When you seize jurisdiction by fiat, circumventing established governing bodies, against the will of the governed, like it or not, you assume ultimate responsibility. And this is exactly what Gov. Snyder has done through his scandalous appointment of an emergency manager to take control of Flint.
Consider a short parable:
The king of a small island nation decrees that his kingdom will relocate to a nearby island. Few of the citizens are pleased by this news, but they must comply because, after all, he is the king. The king assigns the task of transporting the citizens to an air carrier of his choosing and forbids the use of the local air carrier. During the inter-island flights, several planes crash into the sea, leaving many citizens injured or worse.
Is the king culpable in this case? Perhaps the air carrier company was negligent in their equipment maintenance practices or their pilots lacked sufficient training and skills. If so, they surely share in the culpability. But the king, by fiat, set the overall plan in motion.
Like the governor’s tweet, the Flint Water Task Force memo is an attempt to deflect attention from the “king” by focusing on the “air carrier”. If Gov.
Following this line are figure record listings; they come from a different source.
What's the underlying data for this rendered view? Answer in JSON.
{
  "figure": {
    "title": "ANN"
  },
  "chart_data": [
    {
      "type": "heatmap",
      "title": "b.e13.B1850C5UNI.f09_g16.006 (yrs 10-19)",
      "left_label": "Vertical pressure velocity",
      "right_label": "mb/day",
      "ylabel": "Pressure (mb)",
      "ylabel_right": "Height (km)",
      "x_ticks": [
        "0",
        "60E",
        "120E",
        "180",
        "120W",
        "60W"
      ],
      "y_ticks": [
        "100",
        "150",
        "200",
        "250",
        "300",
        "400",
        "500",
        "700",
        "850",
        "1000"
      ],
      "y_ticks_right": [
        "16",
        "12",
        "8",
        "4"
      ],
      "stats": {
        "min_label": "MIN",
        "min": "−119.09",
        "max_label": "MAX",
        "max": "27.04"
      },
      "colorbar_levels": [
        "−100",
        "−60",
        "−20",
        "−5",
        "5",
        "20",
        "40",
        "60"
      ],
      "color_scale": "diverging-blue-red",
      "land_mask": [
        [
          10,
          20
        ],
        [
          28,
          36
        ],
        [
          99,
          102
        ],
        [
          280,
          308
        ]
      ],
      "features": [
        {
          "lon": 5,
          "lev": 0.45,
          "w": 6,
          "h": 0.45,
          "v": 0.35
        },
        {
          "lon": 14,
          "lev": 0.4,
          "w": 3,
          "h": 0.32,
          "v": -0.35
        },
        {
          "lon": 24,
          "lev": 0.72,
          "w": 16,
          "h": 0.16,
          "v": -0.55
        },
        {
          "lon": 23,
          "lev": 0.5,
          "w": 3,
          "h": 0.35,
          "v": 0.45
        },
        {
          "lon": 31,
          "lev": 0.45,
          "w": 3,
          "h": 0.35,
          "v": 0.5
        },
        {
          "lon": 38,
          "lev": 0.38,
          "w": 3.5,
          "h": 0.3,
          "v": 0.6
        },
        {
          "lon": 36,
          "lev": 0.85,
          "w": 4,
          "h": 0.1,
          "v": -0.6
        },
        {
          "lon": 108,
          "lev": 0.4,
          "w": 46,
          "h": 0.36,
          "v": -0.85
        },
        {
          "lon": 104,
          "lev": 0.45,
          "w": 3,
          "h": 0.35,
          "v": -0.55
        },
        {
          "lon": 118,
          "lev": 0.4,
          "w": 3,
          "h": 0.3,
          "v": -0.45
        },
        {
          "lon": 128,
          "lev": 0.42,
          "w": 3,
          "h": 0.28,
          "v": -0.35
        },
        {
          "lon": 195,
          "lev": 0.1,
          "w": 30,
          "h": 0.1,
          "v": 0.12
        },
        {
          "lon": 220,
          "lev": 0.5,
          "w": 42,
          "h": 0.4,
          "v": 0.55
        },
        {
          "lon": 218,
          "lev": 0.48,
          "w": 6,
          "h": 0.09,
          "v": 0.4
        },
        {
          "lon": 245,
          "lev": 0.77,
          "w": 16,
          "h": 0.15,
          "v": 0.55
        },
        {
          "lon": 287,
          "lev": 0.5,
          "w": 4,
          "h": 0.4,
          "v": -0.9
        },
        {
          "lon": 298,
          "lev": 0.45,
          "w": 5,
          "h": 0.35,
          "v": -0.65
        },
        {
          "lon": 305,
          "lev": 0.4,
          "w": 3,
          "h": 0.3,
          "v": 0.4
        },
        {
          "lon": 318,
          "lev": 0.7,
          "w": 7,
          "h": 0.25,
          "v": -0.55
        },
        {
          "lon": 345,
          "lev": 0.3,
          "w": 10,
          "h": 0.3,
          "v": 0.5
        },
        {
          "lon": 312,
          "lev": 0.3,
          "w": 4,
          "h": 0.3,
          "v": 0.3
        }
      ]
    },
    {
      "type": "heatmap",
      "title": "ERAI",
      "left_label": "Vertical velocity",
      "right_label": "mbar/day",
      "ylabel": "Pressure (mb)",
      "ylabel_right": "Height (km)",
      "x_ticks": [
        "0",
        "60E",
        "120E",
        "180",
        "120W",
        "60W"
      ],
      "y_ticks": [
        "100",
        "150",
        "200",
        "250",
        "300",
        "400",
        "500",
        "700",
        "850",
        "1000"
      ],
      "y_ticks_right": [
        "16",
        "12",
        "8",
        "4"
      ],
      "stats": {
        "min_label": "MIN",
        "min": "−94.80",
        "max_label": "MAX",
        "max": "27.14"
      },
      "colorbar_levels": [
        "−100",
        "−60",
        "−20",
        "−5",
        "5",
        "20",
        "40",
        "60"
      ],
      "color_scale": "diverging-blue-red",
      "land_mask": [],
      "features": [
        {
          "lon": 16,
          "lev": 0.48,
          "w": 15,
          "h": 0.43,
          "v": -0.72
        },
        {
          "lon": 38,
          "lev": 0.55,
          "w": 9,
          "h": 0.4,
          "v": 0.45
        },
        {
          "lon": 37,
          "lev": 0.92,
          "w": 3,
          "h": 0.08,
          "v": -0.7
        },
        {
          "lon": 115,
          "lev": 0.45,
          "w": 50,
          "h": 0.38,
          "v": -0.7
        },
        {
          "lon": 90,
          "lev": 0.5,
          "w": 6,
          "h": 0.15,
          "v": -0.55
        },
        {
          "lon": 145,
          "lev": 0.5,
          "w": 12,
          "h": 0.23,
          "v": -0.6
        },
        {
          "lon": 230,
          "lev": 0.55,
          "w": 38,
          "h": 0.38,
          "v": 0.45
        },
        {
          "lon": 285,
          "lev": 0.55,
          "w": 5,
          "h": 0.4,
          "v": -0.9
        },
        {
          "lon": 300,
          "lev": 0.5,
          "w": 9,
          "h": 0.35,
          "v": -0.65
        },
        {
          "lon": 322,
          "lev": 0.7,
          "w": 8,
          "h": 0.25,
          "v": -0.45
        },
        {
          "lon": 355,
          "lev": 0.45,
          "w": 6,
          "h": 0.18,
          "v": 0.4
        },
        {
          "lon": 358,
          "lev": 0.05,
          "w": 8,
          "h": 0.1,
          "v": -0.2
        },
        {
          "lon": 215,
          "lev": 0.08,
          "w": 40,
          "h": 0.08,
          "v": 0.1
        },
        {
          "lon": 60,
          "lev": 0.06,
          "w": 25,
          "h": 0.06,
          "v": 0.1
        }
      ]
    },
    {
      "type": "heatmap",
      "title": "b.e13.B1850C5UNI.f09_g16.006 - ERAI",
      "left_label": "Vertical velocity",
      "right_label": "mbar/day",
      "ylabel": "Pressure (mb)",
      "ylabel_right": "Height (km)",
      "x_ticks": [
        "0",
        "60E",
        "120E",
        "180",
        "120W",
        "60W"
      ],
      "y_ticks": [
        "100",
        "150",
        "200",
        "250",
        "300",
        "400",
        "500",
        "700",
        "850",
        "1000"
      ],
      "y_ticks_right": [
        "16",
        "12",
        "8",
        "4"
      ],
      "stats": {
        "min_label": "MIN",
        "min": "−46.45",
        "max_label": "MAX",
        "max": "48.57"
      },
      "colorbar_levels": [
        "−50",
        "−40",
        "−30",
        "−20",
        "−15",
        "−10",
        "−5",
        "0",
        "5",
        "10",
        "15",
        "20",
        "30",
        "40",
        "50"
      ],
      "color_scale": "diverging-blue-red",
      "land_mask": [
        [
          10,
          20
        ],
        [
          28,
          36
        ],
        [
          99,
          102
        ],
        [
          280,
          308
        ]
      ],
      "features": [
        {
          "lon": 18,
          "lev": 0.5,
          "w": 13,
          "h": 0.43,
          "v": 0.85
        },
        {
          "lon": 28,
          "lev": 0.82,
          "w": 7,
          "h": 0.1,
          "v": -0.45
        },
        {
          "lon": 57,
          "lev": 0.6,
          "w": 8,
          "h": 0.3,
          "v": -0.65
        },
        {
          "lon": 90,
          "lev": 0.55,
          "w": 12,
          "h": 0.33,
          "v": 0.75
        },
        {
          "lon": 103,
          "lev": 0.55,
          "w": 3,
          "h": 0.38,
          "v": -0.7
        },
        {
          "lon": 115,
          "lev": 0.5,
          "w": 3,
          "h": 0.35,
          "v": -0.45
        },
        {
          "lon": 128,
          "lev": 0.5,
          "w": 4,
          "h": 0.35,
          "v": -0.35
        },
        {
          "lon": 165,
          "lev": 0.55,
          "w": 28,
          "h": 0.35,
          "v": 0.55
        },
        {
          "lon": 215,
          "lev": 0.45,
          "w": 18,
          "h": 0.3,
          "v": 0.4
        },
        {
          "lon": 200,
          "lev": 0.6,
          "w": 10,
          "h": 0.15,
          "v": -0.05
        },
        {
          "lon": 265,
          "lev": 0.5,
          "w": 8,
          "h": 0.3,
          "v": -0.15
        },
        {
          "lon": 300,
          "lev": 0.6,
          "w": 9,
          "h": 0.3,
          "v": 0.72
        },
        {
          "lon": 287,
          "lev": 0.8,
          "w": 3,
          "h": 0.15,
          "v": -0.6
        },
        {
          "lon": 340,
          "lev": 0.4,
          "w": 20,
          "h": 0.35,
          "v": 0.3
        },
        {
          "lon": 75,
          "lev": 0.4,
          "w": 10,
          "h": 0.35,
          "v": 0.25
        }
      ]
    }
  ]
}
Snyder is, as he says, truly interested in getting to the bottom of the issue, he would stop blocking requests, filed under the Freedom of Information Act (FOIA) for information regarding the decision process leading up to the crisis.
Truth withstands scrutiny.
But the eyes of the nation are now focused on the Flint water crisis as both a humanitarian emergency and a man-made disaster. The emergency will be solved. Culpability for the disaster will be assigned.
Will history label Gov. Snyder culpable? Yes, it will. The Flint water crisis will remain an indelible stain on the governor’s legacy.